Q: What are deepfakes?
A: AI-generated videos that falsely depict people saying or doing things they never did.
Q: How are deepfakes spread?
A: Through social media, online forums, and digital ads.
Q: How many deepfakes were detected in 2019?
A: 15,000 (an 84% increase from 2018).
Q: What percentage of Americans believe deepfakes will confuse voters?
A: 63%
Q: What percentage of deepfake targets are politicians?
A: 39.2%
Q: How many deepfake videos of Ron DeSantis were found in 2024?
A: 48 videos with 5.8 million views across 12 platforms.
Q: What are the three main solutions to AI threats in elections?
Election-based legislation
Mandatory AI detection for campaign ads
Voter education on AI and deepfakes
Q: How can legislation help?
A: Regulates AI use in political ads to prevent misinformation.
Q: Why might legislation be ineffective?
A: Many voters ignore disclosure labels.
Q: What is AI detection?
A: A system that scans political ads for deepfakes or misleading content before they reach the public.
Q: What is an example of successful AI detection?
A: MIT’s AI system, which detected disinformation with 96% accuracy and was used in the 2017 French elections.
Q: Why is this the most practical solution?
A: It prevents misinformation before it spreads and is easier to enforce than voter education.
Q: What is the goal of voter education?
A: To help citizens recognize deepfakes and AI-generated disinformation.

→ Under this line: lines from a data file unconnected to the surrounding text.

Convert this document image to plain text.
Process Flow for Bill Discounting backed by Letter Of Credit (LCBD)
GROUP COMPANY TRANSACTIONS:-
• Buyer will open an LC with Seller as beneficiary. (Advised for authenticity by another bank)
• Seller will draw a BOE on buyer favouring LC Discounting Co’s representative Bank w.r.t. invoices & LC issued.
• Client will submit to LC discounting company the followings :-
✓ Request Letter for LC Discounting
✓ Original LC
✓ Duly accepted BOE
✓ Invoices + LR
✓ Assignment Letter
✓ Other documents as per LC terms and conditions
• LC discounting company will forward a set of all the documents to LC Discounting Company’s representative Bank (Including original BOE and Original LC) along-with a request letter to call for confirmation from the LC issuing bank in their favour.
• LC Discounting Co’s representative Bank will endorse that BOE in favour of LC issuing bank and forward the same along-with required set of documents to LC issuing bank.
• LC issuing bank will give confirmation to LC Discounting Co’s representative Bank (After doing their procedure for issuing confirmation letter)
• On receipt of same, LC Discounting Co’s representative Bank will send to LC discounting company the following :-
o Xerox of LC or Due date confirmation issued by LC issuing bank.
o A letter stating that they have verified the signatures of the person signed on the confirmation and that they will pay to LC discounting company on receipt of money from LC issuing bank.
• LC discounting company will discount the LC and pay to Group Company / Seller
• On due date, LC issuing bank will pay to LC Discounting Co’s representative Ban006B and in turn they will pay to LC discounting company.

Q: What is the biggest challenge?
A: Public resistance due to political bias concerns.
Q: How can education be effective?
A: It must be neutral and transparent to gain public trust.
Q: What were the three sources analyzed?
Inc.com article on transparency – Shows trust is key but is business-focused.
MIT study on AI detection – High accuracy but based on older data.
NY Times article on misinformation – Supports voter education but notes its limitations.
Q: Which source is the most reliable?
A: MIT study on AI detection (96% accuracy in spotting misinformation).
Q: What is the best solution?
A: Mandatory AI detection for campaign ads.
It stops misinformation before it spreads.
It is more enforceable than legislation or education.